Ma ditemi un po' voi, è mai possibile che la stessa casa editrice che pubblica un libro in traduzione debba macchiarsi dell'orribile delitto di spoileraggio? Vabbene che
Mickey Spillane lo si legge non tanto per la trama ma per mille altri piccoli e grandi motivi - anche perché spesso non è che siano così complesse, le trame dico -, però mica è giusto che
The Twisted Thing (1966) diventi
Piccolo mostro (2000 nella collana
Elefanti di Garzanti). E che un bambino sia coinvolto in una serie di delitti, e che paia una vittima, e che invece...
Come ho già avuto modo di segnalare in altri post dedicati a Spillane, la sua attenzione per l'interior design pare una costante: ""Il salotto era ultramoderno. Le sedie e il divano sembravano sogni surrealisti di quadrati e di angoli. Persino il taovlino da caffè era in bilico su due minuscole piramidi che servivano da gambe. Due ninfe boscherecce in cornice sembravano infreddolite, nude com'erano contro l'azzurro gelido delle pareti" (p. 31). E ancora, con quel suo tipico tono
politically uncorrect (in questo romanzo c'è un'omofobia spaventosa): "Questa aveva le gambe storte come un tavolino rococò" (p. 144).

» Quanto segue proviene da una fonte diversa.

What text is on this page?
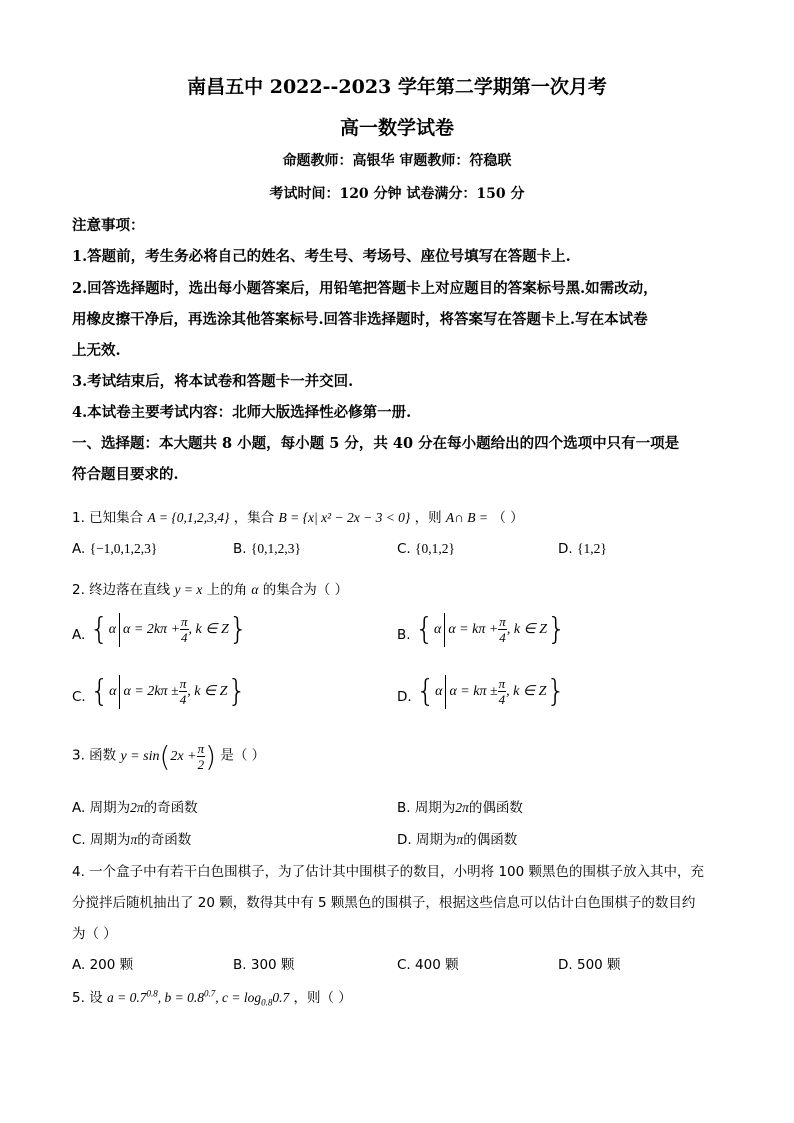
南昌五中 2022--2023 学年第二学期第一次月考
高一数学试卷
命题教师：高银华 审题教师：符稳联
考试时间：120 分钟 试卷满分：150 分
注意事项：
1.答题前，考生务必将自己的姓名、考生号、考场号、座位号填写在答题卡上.
2.回答选择题时，选出每小题答案后，用铅笔把答题卡上对应题目的答案标号黑.如需改动，
用橡皮擦干净后，再选涂其他答案标号.回答非选择题时，将答案写在答题卡上.写在本试卷
上无效.
3.考试结束后，将本试卷和答题卡一并交回.
4.本试卷主要考试内容：北师大版选择性必修第一册.
一、选择题：本大题共 8 小题，每小题 5 分，共 40 分在每小题给出的四个选项中只有一项是
符合题目要求的.
1. 已知集合 A = {0,1,2,3,4} ，集合 B = {x| x² − 2x − 3 < 0} ，则 A∩ B = （ ）
A. {−1,0,1,2,3}	B. {0,1,2,3}	C. {0,1,2}	D. {1,2}
2. 终边落在直线 y = x 上的角 α 的集合为（ ）
A. { α $\alpha = 2k\pi + \frac{\pi}{4}$ , k ∈ Z }	B. { α $\alpha = k\pi + \frac{\pi}{4}$ , k ∈ Z }
C. { α $\alpha = 2k\pi \pm \frac{\pi}{4}$ , k ∈ Z }	D. { α $\alpha = k\pi \pm \frac{\pi}{4}$ , k ∈ Z }
3. 函数 y = sin ( $2x + \frac{\pi}{2}$ ) 是（ ）
A. 周期为2π的奇函数	B. 周期为2π的偶函数
C. 周期为π的奇函数	D. 周期为π的偶函数
4. 一个盒子中有若干白色围棋子，为了估计其中围棋子的数目，小明将 100 颗黑色的围棋子放入其中，充
分搅拌后随机抽出了 20 颗，数得其中有 5 颗黑色的围棋子，根据这些信息可以估计白色围棋子的数目约
为（ ）
A. 200 颗	B. 300 颗	C. 400 颗	D. 500 颗
5. 设 $a = 0.7^{0.8}$, $b = 0.8^{0.7}$, $c = \log_{0.8}0.7$ ，则（ ）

Venendo all'arte propriamente detta, una riflessione su quel che Nancy chiamerebbe "
le regard du portrait": "Le loro facce erano come quelle che ti fissano dalle pareti di certi musei: severe, ostili, in attesa" (p. 68); e una metafora immaginifica, non di quelle banali che spesso si leggono: "Era come tentare di fare un affresco con un caleidoscopio" (p. 105).
Intanto rilancio l'appello: ripubblicate i romanzi di Mickey!!!